During a recent interview with the "Metal Assault" radio show, Friedman said about "Inferno": "The idea that got me into doing this American thing is this record company, Prosthetic, put together kind of a list of the people who have said good things about me in the press in America. And I don't really follow what's going on outside of Japan, so I kind of really didn't know. The Prosthetic guys made this big list of all these people and they wrote this wonderful stuff about me. And I was literally drawn to tears with what these guys were saying, and how they were influenced by me, and just the stuff that they were saying about my music in detail and my playing. And I was really blown away, 'cause I really don't follow a lot of that — what people say in the press. And it was just so nice to see it in print and to check out the guys who were saying it.

"There's so many great musicians in metal nowadays — more so than back in the '90s. Metal has really evolved into something cool, and I'm really interested in it much more now than when I was playing in MEGADETH.

"When I was in MEGADETH, I thought we were the best, and that was it. Now there's a lot of great bands, and when some of these new bands come back and say, 'I listen to a lot of Marty's stuff,' really, it's a big deal for me. So that kind of got me inspired to do collaborations with some of these great people, as well as doing the most intense, revved up version of Marty's stuff.
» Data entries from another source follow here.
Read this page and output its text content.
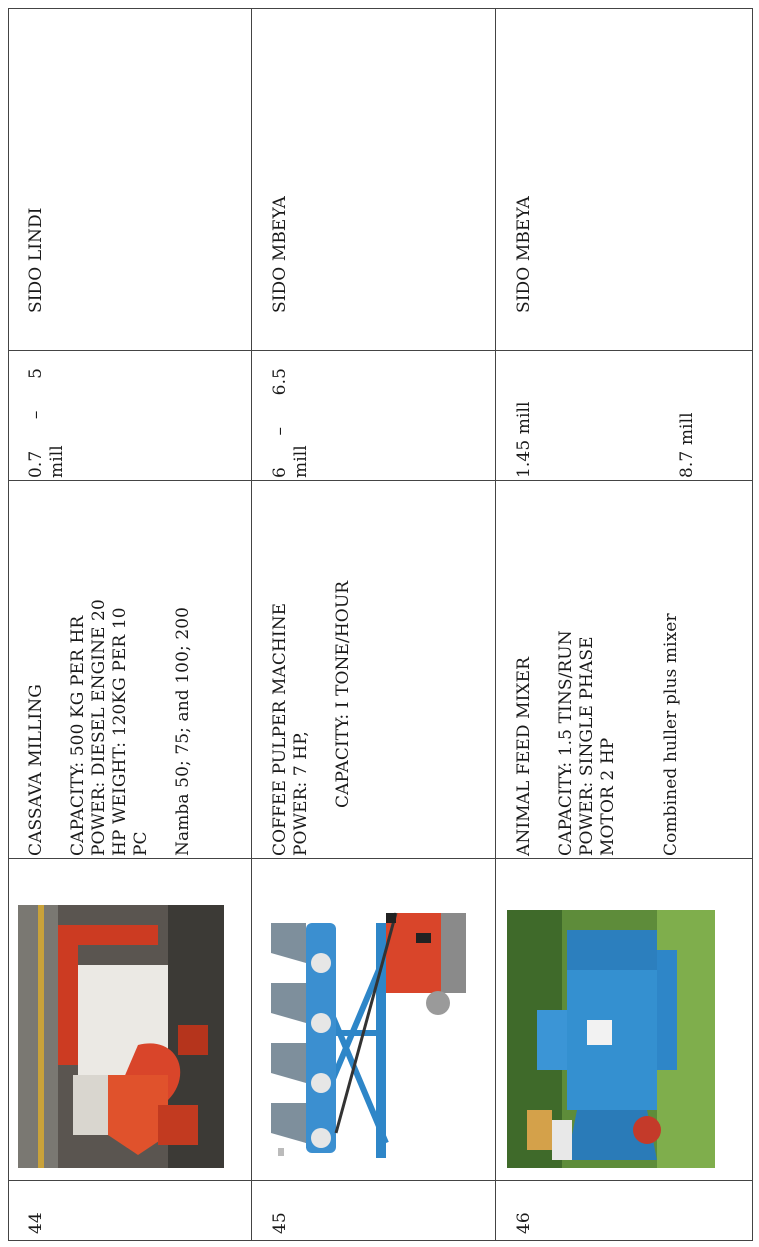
44
CASSAVA MILLING CAPACITY: 500 KG PER HR POWER: DIESEL ENGINE 20 HP WEIGHT: 120KG PER 10 PC Namba 50; 75; and 100; 200
0.7
–
5
mill
SIDO LINDI
45
COFFEE PULPER MACHINE POWER: 7 HP, CAPACITY: I TONE/HOUR
6
–
6.5
mill
SIDO MBEYA
46
ANIMAL FEED MIXER CAPACITY: 1.5 TINS/RUN POWER: SINGLE PHASE MOTOR 2 HP	Combined huller plus mixer
1.45 mill	8.7 mill
SIDO MBEYA
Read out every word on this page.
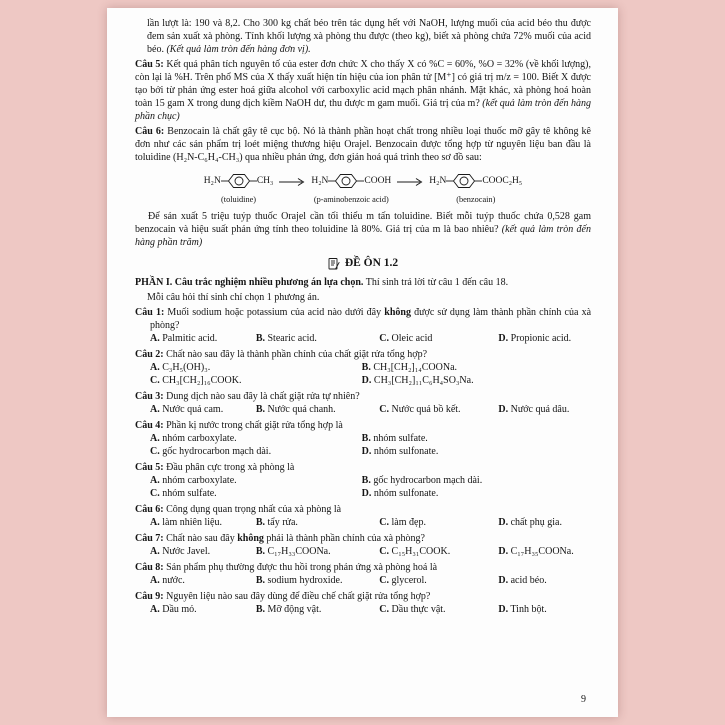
lần lượt là: 190 và 8,2. Cho 300 kg chất béo trên tác dụng hết với NaOH, lượng muối của acid béo thu được đem sản xuất xà phòng. Tính khối lượng xà phòng thu được (theo kg), biết xà phòng chứa 72% muối của acid béo. (Kết quả làm tròn đến hàng đơn vị).

Câu 5: Kết quả phân tích nguyên tố của ester đơn chức X cho thấy X có %C = 60%, %O = 32% (về khối lượng), còn lại là %H. Trên phổ MS của X thấy xuất hiện tín hiệu của ion phân tử [M⁺] có giá trị m/z = 100. Biết X được tạo bởi từ phản ứng ester hoá giữa alcohol với carboxylic acid mạch phân nhánh. Mặt khác, xà phòng hoá hoàn toàn 15 gam X trong dung dịch kiềm NaOH dư, thu được m gam muối. Giá trị của m? (kết quả làm tròn đến hàng phần chục)

Câu 6: Benzocain là chất gây tê cục bộ. Nó là thành phần hoạt chất trong nhiều loại thuốc mỡ gây tê không kê đơn như các sản phẩm trị loét miệng thương hiệu Orajel. Benzocain được tổng hợp từ nguyên liệu ban đầu là toluidine (H₂N-C₆H₄-CH₃) qua nhiều phản ứng, đơn giản hoá quá trình theo sơ đồ sau:

H₂N	CH₃
(toluidine)
H₂N	COOH
(p-aminobenzoic acid)
H₂N	COOC₂H₅
(benzocain)

Để sản xuất 5 triệu tuýp thuốc Orajel cần tối thiểu m tấn toluidine. Biết mỗi tuýp thuốc chứa 0,528 gam benzocain và hiệu suất phản ứng tính theo toluidine là 80%. Giá trị của m là bao nhiêu? (kết quả làm tròn đến hàng phần trăm)

ĐỀ ÔN 1.2

PHẦN I. Câu trắc nghiệm nhiều phương án lựa chọn. Thí sinh trả lời từ câu 1 đến câu 18.

Mỗi câu hỏi thí sinh chỉ chọn 1 phương án.

Câu 1: Muối sodium hoặc potassium của acid nào dưới đây không được sử dụng làm thành phần chính của xà phòng?

A. Palmitic acid.	B. Stearic acid.	C. Oleic acid	D. Propionic acid.

Câu 2: Chất nào sau đây là thành phần chính của chất giặt rửa tổng hợp?

A. C₃H₅(OH)₃.	B. CH₃[CH₂]₁₄COONa.
C. CH₃[CH₂]₁₆COOK.	D. CH₃[CH₂]₁₁C₆H₄SO₃Na.

Câu 3: Dung dịch nào sau đây là chất giặt rửa tự nhiên?

A. Nước quả cam.	B. Nước quả chanh.	C. Nước quả bồ kết.	D. Nước quả dâu.

Câu 4: Phần kị nước trong chất giặt rửa tổng hợp là

A. nhóm carboxylate.	B. nhóm sulfate.
C. gốc hydrocarbon mạch dài.	D. nhóm sulfonate.

Câu 5: Đầu phân cực trong xà phòng là

A. nhóm carboxylate.	B. gốc hydrocarbon mạch dài.
C. nhóm sulfate.	D. nhóm sulfonate.

Câu 6: Công dụng quan trọng nhất của xà phòng là

A. làm nhiên liệu.	B. tẩy rửa.	C. làm đẹp.	D. chất phụ gia.

Câu 7: Chất nào sau đây không phải là thành phần chính của xà phòng?

A. Nước Javel.	B. C₁₇H₃₃COONa.	C. C₁₅H₃₁COOK.	D. C₁₇H₃₅COONa.

Câu 8: Sản phẩm phụ thường được thu hồi trong phản ứng xà phòng hoá là

A. nước.	B. sodium hydroxide.	C. glycerol.	D. acid béo.

Câu 9: Nguyên liệu nào sau đây dùng để điều chế chất giặt rửa tổng hợp?

A. Dầu mỏ.	B. Mỡ động vật.	C. Dầu thực vật.	D. Tinh bột.
9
So a lot of these great people that I've wanted to collaborate with, I'm actually collaborating with them on my new record."
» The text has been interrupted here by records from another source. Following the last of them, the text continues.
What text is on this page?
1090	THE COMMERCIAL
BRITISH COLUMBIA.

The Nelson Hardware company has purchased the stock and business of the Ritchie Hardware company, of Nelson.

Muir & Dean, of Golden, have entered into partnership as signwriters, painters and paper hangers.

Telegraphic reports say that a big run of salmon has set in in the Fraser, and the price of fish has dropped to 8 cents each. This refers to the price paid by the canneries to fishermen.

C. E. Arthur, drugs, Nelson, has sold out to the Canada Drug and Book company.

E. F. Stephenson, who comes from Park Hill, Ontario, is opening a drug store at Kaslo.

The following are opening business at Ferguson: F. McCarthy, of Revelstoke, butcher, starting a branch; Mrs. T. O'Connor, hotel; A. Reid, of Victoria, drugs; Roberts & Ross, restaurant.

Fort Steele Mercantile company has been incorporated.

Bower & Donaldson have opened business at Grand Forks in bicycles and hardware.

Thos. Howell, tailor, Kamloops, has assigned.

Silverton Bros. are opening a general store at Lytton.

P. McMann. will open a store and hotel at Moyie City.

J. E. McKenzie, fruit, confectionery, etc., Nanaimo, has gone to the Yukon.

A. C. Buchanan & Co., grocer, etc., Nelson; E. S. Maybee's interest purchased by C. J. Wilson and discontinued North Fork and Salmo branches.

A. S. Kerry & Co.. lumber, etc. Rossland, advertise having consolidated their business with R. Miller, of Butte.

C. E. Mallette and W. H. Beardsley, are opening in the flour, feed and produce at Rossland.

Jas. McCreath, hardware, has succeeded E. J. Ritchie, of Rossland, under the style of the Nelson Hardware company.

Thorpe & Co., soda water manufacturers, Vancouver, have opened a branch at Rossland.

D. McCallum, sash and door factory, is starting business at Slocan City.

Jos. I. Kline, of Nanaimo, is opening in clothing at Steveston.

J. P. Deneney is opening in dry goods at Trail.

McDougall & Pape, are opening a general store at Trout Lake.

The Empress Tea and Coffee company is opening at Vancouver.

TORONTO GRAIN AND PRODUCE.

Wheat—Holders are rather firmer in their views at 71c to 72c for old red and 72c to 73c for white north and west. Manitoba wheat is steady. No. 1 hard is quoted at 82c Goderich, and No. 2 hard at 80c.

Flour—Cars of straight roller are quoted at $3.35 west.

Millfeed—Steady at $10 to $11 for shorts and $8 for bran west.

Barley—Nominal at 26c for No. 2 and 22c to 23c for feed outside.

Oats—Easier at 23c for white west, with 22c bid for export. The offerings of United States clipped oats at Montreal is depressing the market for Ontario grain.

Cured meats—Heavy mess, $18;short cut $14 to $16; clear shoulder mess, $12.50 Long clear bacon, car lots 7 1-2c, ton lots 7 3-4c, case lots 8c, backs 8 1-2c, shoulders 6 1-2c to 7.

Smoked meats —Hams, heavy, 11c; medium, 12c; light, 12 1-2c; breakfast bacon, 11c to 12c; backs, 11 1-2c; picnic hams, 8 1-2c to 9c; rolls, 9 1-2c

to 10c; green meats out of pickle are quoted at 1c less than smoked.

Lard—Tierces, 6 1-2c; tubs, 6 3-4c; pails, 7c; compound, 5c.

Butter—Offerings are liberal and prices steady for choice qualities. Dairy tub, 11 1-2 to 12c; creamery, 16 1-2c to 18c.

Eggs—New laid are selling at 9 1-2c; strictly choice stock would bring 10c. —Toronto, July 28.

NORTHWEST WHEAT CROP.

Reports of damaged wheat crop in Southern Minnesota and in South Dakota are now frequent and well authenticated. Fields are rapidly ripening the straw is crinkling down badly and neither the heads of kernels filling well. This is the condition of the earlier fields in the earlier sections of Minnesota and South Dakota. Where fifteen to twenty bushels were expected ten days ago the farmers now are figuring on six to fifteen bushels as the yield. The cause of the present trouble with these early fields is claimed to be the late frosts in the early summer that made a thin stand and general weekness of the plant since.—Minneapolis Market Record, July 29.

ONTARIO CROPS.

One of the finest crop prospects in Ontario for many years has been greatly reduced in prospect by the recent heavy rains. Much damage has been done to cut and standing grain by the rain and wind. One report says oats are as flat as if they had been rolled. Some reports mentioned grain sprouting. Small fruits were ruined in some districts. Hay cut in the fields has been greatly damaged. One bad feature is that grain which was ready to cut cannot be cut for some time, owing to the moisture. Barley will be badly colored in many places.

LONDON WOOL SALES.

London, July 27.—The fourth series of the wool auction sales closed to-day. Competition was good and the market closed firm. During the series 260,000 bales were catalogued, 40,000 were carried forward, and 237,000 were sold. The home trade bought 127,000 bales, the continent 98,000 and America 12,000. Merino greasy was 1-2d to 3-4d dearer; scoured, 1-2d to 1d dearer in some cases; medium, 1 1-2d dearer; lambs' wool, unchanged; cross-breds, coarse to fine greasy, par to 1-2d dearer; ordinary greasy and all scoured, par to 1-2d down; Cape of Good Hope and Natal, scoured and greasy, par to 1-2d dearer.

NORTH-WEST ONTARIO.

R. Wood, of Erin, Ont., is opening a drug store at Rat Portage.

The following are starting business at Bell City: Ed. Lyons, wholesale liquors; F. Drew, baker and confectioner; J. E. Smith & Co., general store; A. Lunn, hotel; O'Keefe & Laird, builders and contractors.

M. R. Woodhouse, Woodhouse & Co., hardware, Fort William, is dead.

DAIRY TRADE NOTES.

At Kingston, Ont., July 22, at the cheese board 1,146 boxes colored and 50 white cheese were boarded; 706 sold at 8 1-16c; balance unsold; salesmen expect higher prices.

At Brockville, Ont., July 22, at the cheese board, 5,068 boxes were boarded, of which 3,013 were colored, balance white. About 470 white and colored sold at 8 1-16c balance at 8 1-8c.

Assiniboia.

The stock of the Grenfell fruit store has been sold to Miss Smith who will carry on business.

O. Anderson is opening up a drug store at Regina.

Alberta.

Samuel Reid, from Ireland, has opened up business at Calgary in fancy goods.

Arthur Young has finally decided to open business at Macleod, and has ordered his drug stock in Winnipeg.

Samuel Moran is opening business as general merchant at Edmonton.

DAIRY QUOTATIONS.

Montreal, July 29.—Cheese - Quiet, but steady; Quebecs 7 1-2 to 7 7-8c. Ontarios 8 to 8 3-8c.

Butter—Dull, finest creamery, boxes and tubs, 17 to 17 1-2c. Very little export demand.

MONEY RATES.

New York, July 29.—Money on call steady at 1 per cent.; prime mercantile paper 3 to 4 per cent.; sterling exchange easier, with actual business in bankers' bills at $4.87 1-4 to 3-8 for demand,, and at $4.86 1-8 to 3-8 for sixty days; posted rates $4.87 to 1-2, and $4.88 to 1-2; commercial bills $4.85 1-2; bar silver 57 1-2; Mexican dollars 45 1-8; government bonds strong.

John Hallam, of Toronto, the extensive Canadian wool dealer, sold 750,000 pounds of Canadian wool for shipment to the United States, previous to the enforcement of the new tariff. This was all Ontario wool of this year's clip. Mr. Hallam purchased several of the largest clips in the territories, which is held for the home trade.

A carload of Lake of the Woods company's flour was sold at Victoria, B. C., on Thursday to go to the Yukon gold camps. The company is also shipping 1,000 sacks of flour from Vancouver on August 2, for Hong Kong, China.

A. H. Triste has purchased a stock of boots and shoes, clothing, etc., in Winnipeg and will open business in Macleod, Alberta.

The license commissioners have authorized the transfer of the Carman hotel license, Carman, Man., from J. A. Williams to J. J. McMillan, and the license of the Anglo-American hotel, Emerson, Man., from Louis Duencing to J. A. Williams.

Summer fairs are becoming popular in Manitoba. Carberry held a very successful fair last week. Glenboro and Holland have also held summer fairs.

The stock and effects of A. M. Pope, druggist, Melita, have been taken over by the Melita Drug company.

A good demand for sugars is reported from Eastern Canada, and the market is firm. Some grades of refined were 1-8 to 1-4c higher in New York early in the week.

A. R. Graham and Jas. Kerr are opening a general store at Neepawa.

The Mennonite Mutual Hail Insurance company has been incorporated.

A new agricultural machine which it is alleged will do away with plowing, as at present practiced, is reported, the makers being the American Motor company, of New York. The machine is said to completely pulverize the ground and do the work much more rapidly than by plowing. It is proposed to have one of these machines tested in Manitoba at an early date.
Friedman also elaborated on the musical direction he wanted to take with "Inferno", telling "Metal Asault": I rarely listen to my previous stuff, but sometimes I listen back to it and see what was going on. And a song called 'Forbidden City' kind of made me think, 'I'm really still happy with this song, even though it was recorded a long, long time ago. I wanted to do something, not along the lines of 'Forbidden City', but much more intense, because that was a long time ago, and I've come so far since then, and I can do so much more, and I know how to do that kind of thing so much better than I did back then. So I wanted to do kind of like the 2014 version of just the deeper, heavier, more intense version of that kind of 'Forbidden City' kind of mood. And I remember, that type of mood was very, very uncommercial at that time, so it's probably way more uncommercial now, but it's just like, the hell with it, I'm just doing it my way. So that's kind of the theme of whole album — just all abandon, all bets off, just go crazy."